Up on the cliffs overlooking Siwash Rock is a lookout point off the Siwash hiking trail. While today it is an ideal spot for park users to admire the scenery, it was known as "Fort Siwash" during the wars. An artillery battery was mounted there in the First World War, as were searchlights in the next war. A runaway mountain goat, according to park board lore, lived free in this area for almost a year in the mid-1960s until he was hit by a car and died in another area in the park. Also residing in this area, until he was arrested shortly after the Second World War, was a man living in a nearby cave for a 17-year period interrupted only by his service overseas to fight in the war.

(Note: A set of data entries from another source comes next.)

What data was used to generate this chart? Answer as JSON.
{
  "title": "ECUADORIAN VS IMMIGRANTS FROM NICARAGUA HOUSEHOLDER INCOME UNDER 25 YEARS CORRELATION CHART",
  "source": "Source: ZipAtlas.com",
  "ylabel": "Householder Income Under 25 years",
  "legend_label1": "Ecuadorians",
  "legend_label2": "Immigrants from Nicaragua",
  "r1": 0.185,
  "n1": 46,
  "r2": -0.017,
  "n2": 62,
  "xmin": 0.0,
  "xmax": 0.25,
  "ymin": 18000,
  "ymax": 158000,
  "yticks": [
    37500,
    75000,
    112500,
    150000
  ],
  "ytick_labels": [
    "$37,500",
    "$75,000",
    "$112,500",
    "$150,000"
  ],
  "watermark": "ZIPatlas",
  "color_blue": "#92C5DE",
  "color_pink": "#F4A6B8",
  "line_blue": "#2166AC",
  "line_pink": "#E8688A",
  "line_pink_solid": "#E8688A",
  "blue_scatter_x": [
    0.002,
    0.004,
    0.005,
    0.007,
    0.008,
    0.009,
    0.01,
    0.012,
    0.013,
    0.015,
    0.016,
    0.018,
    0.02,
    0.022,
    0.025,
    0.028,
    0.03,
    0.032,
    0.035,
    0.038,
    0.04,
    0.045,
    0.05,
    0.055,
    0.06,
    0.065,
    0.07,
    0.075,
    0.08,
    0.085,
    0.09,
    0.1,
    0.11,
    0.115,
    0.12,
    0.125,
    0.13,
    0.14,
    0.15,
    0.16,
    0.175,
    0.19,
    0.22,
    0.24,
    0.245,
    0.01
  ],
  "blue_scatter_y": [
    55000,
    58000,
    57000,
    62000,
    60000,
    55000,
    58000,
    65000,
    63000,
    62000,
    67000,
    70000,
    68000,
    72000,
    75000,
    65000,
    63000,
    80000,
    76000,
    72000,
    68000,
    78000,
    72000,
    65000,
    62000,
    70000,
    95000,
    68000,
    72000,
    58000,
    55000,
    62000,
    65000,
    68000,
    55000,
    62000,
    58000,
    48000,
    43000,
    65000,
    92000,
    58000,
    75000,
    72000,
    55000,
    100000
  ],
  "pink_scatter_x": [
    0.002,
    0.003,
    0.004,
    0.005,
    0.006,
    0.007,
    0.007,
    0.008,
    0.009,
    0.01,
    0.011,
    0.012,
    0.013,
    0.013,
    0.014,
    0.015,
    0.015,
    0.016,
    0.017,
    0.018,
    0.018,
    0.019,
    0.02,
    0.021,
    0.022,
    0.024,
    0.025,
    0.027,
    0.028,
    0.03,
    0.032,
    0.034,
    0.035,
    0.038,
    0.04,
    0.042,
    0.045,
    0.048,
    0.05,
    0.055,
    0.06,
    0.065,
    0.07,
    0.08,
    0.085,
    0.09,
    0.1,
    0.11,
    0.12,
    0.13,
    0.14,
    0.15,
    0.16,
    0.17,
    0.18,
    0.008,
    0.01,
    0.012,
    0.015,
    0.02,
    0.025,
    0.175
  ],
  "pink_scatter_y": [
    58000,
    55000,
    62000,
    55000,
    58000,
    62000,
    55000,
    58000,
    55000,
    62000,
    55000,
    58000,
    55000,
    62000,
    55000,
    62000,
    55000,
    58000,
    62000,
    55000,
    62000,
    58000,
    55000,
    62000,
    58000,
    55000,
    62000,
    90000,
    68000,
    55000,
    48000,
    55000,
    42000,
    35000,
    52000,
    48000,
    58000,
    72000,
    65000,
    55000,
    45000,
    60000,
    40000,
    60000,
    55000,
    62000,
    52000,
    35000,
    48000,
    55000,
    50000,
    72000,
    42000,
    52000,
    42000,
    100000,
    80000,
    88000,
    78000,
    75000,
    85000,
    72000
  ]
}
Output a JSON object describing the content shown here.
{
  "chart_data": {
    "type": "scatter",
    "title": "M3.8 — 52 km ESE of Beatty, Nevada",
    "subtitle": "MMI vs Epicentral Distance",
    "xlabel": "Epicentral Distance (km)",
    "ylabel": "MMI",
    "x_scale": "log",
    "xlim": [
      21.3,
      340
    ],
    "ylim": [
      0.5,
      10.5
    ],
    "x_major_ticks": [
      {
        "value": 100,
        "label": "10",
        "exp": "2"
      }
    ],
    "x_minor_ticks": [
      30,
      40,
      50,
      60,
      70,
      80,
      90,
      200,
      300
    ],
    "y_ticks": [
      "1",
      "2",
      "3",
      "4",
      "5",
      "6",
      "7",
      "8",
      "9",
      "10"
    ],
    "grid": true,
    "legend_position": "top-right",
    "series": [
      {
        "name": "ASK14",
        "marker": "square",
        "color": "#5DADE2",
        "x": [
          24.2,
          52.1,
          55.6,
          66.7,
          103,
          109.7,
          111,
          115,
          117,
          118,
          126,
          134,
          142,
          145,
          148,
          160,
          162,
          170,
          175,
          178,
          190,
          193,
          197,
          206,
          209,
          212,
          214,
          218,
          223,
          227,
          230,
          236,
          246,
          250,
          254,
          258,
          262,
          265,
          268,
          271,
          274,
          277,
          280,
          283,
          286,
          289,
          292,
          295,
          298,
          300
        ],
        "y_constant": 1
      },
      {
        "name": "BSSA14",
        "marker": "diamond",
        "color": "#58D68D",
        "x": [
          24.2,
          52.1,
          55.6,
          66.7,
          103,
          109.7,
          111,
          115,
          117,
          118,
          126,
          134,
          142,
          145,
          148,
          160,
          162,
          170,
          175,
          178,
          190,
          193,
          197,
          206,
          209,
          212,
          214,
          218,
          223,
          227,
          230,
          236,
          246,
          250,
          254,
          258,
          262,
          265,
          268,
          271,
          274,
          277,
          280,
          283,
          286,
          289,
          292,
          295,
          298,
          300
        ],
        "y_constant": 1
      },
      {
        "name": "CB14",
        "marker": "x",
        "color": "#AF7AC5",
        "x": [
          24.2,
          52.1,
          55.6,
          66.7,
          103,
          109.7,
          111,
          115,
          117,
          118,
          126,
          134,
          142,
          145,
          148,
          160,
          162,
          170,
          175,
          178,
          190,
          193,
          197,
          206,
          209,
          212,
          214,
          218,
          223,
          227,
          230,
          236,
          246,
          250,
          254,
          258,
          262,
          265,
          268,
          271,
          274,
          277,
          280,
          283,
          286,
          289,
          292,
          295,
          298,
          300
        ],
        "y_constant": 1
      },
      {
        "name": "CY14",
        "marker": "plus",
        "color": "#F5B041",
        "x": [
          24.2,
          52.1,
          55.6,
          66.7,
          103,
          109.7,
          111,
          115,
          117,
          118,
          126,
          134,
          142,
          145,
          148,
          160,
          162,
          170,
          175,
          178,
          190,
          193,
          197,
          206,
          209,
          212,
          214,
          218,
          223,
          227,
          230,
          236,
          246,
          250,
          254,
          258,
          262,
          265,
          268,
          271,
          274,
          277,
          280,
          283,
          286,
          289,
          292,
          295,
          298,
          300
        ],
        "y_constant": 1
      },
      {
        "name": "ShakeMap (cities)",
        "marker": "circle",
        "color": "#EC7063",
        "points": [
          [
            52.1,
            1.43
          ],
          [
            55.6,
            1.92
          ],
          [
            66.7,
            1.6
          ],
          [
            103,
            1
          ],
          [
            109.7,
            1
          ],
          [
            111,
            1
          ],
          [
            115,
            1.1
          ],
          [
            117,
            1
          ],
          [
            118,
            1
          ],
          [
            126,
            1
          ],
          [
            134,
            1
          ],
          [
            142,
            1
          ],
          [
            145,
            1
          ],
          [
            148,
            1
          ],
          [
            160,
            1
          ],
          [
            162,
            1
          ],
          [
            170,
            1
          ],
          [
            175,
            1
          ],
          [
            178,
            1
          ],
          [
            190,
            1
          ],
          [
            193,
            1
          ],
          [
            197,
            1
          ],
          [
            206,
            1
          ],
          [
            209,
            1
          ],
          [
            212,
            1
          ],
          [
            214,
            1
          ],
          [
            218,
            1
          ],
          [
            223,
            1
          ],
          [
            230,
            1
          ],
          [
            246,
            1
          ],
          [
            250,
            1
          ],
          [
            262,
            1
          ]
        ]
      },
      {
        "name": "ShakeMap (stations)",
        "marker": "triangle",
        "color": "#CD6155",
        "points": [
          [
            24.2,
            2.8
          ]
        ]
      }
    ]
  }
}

The small Douglas fir atop Siwash Rock that helped make it such a distinctive landmark for the first generations of Vancouverites did not survive the exceptionally dry summer of 1965. An article on the tree's passing in the Vancouver Sun reads more like an obituary than news story, quoting former Vancouver Member of Parliament, H. H. Stevens as saying "I've known that tree for about 68 years now and I'm sorry the tree has died because it was one of our main attractions in Stanley Park." A park superintendent felt sure that it was "virtually impossible to establish another fir up on the rock from a young plant." Less than three years later, however, while park crews were still working to restore the park's forest from the devastation of Typhoon Freda, persistent efforts were rewarded when new saplings finally began taking root.

In 2017, Vancouver Park Board commissioner Catherine Evans introduced a motion to change the rock's official name to Slhx̱í7lsh. As Siwash is derived etymologically from sauvage (the French word for savage), Evans said: "We shouldn't have a name for any part of our land that is derogatory to the Indigenous people of this land."